The biological effects strongly depend on the localization of the boron compound because of the short range of the α and Li particles generated in the neutron capture reaction in boron [6]. Therefore, more accurate characterization of the microscopic distribution of the boron compounds and the ability to consider heterogeneous distributions are required. In our model, the approach would be applicable only for compounds that are homogenously distributed throughout the irradiated volume. Therefore, further studies are required to estimate the biological effect, taking into account the microscopic distribution of the boron compounds (e.g. p-boronophenylalanine or sodium borocaptate).

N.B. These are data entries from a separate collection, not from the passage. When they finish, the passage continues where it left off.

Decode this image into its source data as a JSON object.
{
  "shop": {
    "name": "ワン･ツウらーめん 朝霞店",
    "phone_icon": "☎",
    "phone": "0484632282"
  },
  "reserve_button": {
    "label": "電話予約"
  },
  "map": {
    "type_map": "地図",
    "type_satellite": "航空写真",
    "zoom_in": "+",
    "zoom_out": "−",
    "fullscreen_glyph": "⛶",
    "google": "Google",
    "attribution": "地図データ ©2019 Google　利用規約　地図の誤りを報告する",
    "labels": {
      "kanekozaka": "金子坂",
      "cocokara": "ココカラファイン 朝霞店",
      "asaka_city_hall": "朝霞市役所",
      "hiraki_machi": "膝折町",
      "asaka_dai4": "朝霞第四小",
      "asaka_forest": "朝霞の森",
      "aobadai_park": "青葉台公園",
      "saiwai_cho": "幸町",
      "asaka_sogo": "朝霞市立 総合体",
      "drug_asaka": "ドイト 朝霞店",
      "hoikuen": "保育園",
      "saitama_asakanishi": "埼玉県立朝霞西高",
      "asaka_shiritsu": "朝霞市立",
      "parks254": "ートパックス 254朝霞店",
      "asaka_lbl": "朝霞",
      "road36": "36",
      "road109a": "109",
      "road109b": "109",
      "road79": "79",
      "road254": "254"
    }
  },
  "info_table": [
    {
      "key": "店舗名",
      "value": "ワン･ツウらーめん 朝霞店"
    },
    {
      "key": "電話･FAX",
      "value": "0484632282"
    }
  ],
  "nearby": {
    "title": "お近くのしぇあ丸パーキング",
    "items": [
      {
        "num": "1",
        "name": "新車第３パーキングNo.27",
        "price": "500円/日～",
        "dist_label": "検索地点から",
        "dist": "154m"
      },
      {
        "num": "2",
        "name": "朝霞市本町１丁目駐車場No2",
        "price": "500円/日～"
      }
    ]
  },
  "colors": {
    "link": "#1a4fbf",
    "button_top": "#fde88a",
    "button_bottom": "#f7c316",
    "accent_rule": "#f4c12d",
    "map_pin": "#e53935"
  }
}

As can be seen in Figs. 7 and 8, survival fractions and RBEs for various depths in the phantom can be simply estimated from the PHITS simulation coupled with the MK model, whose parameters are determined from the free-air experiment. It is evident from the graphs that the calculated data for both the boronated and non-boronated cells agree fairly well with the corresponding measured data. However, the discrepancies found at positions deeper than 40 mm in Fig. 7a and at both less than 15 mm and deeper than 40 mm in Fig. 8a are probably attributable to experimental uncertainty and the difference between measured and calculated conditions, such as the neutron spectrum in the phantom.

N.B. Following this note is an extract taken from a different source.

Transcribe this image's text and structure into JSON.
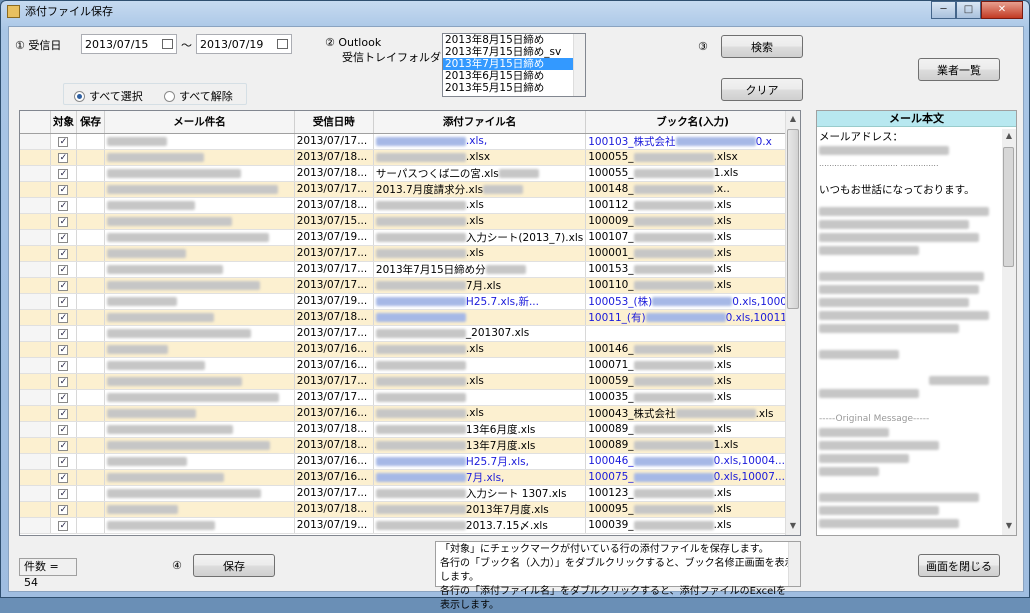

The depth dependences of these data are predominantly attributable to the depth–dose characteristics for the each dose component in the water phantom. In addition, the cell survival fraction and RBE for the hydrogen dose component depends not only on the dose but also on the spectral characteristics of recoiled protons (attributable to variation in the neutron spectrum with depth in the phantom).

We have established a new method based on the MK model for estimating the cell survival fraction or RBE for all BNCT dose components simply from y* calculated using the PHITS code. The RBE values can be determined by taking into account the dependence not only on the dose but also on the neutron spectrum. Using this method, the biological dose can be estimated from the RBE multiplied by the physical dose, which is also calculated using the PHITS code. An advantage of applying this method to treatment planning for BNCT is that it can calculate the required physical dose and RBE for the BNCT dose components in the same framework.

Before using the model practically in treatment planning for BNCT, further studies are required to estimate the biological effect while taking into account the localization of the boron compound in the target cells [6, 8, 27]. It is also necessary to consider the stochastic nature of absorbed doses, not only for the domain but also for the cell nucleus, which is an important concept in high-LET and hypofractionated radiation therapy [28].

CONFLICT OF INTEREST

None of the authors have any conflicts of interest associated with this study.

FUNDING

Funding to pay the Open Access publication charges for this article was provided by Tsukuba University.